Incredulo, Lukwos allargò le braccia «Guardati attorno, questo è solo un luogo di morte e di sangue!» disse « Forse la vostra dea governa il mondo gli inferi? Perché deve nascondersi sotto terra? Il nostro Dio Padre Onnipotente Dyeus Pətēr vive nell’aria libera, segue il carro del sole, scende dalla volta celeste con una saetta in mano per darci la forza in battaglia, non ha motivo annidarsi nelle viscere di una montagna. Egli è il dio dell’aria aperta, della steppa. Noi lo preghiamo rivolgendo le braccia e lo sguardo al cielo. Tu, invece, per offrire sacrifici sei costretta a calpestare un sentiero di spettri e immergerti nel sangue di una spelonca come questa!». La ragazza sgranò gli occhi sorpresa e reagì alzandosi in piedi. Il raggio di luce che scendeva dal soffitto la colpì illuminandole il viso. A dispetto del volto sudicio ed emaciato, Lukwos pensò che fosse bella.

«Questo non è un luogo di morte!» gridò, forse per darsi coraggio «Questo è il tempio della Dea che  rinnova la spirale della vita!

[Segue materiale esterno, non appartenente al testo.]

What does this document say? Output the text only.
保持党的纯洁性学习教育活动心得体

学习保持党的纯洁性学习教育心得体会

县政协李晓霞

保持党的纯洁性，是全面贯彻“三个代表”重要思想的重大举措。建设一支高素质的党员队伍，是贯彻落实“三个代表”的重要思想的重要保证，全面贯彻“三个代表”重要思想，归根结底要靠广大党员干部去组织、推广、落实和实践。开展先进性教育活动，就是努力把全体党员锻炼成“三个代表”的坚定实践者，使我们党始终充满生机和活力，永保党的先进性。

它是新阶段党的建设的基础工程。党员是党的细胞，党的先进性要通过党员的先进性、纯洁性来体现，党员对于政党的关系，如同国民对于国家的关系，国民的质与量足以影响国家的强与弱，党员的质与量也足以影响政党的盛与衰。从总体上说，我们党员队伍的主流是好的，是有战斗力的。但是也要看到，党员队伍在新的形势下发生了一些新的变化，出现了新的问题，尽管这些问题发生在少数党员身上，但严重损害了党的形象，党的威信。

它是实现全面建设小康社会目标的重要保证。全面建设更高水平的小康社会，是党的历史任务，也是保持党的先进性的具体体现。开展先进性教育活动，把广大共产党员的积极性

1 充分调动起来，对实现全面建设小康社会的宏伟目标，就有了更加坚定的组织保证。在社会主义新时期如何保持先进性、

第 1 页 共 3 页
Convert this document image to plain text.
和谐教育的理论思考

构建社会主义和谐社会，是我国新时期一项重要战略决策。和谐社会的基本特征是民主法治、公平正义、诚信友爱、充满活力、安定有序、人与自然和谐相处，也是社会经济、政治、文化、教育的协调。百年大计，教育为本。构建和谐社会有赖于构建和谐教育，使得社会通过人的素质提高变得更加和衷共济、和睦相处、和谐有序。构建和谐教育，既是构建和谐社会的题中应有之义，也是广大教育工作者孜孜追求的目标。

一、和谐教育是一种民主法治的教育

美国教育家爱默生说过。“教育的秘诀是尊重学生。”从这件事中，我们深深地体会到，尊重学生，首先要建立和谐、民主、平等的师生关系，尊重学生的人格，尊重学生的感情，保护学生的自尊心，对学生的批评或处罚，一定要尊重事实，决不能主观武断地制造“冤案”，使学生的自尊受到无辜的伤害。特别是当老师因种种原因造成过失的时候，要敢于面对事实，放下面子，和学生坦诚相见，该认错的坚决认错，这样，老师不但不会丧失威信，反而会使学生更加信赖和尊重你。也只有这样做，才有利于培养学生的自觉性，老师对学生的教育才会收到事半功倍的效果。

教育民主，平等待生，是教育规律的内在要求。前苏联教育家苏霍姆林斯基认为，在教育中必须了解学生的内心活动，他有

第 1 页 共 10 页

La morte e la vita sono un ciclo perenne che si ripete ad ogni stagione! Oggi è il solstizio d’estate: soltanto in questo giorno dell’anno, il raggio di luce colpisce il ventre della Madre» disse indicando la statua «ed ella ci ripaga rendendo fertile la terra e feconde tutte le femmine! Il maialino da latte che ho depositato sul suo grembo è il sacrificio che la renderà benevola verso tutta la terra. Ho compiuto il mio ufficio, ora non m’importa ciò che vorrai fare, ma non parlarmi del tuo Dio del cielo, perché anch’egli, come tutti nel creato, sarà pur venuto alla luce passando attraverso una vulva sanguinante! Questa grotta umida e oscura rappresenta il Sacro Utero Materno, l’origine del Mondo!»

Lukwos la prese per un braccio e la spinse al suolo. Le fu addosso con tutto il suo peso e con le ginocchia divaricò le sue esili gambe. Con una mano le afferrò entrambi i polsi e glieli tenne premuti a terra sopra la testa, mentre con l’altra si liberava delle brache all’altezza dei lombi. La ragazza non poteva muoversi e respirava a fatica, ma non tremava. Lui se ne accorse e allentò la presa, in fondo non voleva farle del male: era così bella!

Lei lo guardò negli occhi sprezzante. «Attento! Se m’ingraviderai non farai altro che la volontà della Dea!»

«Forse, ma potrei anche ucciderti, dopo …» rispose Lukwos sorridendo.